(This article is a supporting part of our ongoing testing of low-light camera metering reliability)
The Canon M5 first fails to compensate at least 2/3 stop for a 1 stop decrease in light at EV-2.3, which is approximately equivalent to the light level provided by a full moon. At scenes darker than EV-3.8, its images are over one stop darker than those auto-metered at EV0. Compared to other cameras, the metering of the M5 gives a “last gasp” at about EV-2, producing a brighter-than-normal image, before completely giving up beyond that.

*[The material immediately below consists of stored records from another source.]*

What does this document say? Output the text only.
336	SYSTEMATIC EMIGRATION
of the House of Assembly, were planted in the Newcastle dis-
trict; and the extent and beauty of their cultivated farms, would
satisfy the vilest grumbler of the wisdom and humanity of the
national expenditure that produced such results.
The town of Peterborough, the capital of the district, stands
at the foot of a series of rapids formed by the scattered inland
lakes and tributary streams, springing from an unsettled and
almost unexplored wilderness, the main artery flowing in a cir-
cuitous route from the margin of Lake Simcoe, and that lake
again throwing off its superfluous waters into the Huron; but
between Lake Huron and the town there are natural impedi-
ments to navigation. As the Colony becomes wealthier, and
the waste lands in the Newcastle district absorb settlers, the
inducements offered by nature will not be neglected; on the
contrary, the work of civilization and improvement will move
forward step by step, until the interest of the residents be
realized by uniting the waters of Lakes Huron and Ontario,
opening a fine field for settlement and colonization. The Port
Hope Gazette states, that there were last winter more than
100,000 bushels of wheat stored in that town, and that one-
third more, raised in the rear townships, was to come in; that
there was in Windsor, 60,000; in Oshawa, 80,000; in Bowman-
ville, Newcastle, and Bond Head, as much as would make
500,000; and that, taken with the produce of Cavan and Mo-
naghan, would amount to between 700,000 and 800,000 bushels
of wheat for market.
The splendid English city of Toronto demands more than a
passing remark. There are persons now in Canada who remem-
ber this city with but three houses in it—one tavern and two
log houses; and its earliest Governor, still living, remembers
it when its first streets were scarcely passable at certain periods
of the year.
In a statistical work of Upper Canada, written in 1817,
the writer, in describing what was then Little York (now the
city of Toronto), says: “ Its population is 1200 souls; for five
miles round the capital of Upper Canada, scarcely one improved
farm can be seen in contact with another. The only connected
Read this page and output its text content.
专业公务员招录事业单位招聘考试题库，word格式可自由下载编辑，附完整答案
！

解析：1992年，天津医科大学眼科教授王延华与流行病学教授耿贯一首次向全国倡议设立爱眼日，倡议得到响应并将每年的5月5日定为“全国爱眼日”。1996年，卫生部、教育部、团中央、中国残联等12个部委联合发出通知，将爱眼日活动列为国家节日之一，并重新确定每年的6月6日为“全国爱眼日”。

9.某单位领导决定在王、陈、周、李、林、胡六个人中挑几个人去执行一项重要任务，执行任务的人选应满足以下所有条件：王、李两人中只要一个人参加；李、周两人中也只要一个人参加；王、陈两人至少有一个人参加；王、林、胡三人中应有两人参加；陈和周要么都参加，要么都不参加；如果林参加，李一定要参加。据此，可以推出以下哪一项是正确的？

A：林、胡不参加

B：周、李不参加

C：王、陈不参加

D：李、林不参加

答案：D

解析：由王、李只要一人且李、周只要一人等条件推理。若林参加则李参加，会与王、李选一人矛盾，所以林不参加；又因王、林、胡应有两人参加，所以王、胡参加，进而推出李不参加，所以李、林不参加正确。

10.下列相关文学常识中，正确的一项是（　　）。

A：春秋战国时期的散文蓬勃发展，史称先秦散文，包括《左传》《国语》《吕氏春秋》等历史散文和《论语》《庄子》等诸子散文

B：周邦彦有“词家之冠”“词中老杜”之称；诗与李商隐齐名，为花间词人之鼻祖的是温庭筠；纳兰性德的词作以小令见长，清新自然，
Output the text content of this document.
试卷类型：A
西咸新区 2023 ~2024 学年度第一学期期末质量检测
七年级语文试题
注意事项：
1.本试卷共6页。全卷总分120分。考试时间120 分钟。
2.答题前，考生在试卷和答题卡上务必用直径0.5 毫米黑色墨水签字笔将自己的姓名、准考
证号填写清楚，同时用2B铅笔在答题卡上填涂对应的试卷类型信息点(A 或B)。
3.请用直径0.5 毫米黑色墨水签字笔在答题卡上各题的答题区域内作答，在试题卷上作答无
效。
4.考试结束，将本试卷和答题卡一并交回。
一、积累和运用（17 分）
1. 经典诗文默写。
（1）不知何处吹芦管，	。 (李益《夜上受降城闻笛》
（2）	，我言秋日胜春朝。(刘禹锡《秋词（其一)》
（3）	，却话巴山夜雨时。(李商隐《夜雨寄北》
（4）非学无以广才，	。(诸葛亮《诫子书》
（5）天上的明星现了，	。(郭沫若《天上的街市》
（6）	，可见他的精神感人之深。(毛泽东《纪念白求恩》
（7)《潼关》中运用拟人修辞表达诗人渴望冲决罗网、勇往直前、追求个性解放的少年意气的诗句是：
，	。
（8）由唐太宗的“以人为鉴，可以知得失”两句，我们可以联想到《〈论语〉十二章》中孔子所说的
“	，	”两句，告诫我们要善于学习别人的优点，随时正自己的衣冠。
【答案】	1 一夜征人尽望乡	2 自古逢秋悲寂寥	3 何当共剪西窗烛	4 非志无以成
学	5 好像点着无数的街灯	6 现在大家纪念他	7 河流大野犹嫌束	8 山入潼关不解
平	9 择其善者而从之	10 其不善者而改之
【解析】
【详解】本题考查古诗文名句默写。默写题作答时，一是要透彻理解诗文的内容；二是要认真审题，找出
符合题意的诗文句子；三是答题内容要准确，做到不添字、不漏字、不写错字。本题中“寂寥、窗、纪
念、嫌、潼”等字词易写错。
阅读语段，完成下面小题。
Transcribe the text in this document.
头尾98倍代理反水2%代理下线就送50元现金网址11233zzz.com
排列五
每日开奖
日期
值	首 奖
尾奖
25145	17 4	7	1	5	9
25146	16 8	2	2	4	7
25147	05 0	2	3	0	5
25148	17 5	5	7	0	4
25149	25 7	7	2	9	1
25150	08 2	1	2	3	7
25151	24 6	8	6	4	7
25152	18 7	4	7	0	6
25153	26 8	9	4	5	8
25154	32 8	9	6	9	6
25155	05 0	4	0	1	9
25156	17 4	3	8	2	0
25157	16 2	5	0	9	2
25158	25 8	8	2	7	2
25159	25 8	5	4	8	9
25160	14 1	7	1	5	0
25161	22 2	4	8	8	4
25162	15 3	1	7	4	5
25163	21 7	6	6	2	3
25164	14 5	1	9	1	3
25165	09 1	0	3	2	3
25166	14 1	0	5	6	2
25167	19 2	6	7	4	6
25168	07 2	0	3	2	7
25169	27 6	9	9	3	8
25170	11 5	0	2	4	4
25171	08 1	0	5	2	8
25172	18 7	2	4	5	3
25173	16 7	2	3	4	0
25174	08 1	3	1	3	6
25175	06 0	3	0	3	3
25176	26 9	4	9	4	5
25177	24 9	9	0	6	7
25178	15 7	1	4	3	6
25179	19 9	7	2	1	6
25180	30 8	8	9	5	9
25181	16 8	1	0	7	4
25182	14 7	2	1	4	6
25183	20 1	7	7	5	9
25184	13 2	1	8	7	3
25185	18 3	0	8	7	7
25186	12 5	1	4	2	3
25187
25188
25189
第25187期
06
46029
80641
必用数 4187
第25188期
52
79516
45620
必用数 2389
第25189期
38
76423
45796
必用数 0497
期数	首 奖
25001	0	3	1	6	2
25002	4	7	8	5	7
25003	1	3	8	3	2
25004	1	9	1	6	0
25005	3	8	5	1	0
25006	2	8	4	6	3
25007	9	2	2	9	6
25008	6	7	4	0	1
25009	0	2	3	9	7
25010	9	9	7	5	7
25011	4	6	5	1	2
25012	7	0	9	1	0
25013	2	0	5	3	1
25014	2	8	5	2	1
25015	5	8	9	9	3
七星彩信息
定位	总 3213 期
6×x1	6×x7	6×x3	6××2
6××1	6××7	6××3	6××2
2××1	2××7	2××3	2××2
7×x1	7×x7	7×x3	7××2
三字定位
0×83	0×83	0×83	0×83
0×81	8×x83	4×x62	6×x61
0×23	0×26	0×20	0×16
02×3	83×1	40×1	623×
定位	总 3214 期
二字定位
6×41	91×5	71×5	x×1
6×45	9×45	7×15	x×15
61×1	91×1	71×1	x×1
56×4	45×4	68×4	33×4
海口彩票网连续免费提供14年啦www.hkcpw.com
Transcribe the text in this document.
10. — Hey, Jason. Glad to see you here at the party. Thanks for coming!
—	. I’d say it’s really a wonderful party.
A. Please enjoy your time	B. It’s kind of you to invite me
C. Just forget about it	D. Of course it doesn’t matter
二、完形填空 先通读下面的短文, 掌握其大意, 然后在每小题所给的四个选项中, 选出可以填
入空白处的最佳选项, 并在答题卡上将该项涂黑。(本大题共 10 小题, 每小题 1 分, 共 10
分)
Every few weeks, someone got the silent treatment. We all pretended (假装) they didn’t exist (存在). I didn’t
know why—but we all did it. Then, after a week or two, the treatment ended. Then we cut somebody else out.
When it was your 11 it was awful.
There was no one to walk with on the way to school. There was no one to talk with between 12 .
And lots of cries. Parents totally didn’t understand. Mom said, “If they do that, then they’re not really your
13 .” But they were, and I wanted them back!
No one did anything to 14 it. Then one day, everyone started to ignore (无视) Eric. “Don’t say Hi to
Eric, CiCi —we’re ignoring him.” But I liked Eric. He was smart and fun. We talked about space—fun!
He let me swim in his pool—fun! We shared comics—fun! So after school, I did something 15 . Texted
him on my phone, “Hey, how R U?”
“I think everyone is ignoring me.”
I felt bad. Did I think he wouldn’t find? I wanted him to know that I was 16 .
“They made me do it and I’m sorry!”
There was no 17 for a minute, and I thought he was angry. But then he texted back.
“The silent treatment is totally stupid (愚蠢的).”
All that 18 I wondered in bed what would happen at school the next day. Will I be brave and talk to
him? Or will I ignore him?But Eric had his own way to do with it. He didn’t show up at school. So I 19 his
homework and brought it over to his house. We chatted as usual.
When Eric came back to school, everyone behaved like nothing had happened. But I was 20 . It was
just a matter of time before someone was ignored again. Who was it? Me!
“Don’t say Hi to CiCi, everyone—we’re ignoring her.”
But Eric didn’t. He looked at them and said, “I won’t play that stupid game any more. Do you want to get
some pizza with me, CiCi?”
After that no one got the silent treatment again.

The manufacturer reports that its metering limit is “EV 1 (at room temperature, ISO 100),” which is significantly brighter than what we measure.
Unlike Sony cameras, the Canon M5 does not stop down the lens to the user-set aperture at all times–only when taking a photo. In other words, if you are using an f/1.4 lens but have the camera set to f/4 for improved sharpness, the lens stays at f/1.4 until you click the photo. Therefore your metering and autofocus benefit from using a fast lens, even when it is set to a high f-number.
The Canon M5 has no options for when to increase the ISO vs shutter speed in Auto ISO mode. The maximum ISO can be limited, though.
The Canon M5 does not have the option of an all-electronic shutter, making it a poor choice for nighttime webcams which take a million photos per year. In auto-ISO mode, timelapse has the standard 1/3 stop flicker caused by settings changes.
The plot shown above was created using the usual EF-mount Rokinon 50mm f/1.4 adapted to Canon EF-M and set to f/2.8. The aperture-dependent metering phenomenon was tested with a Canon EF-M 22 f/2.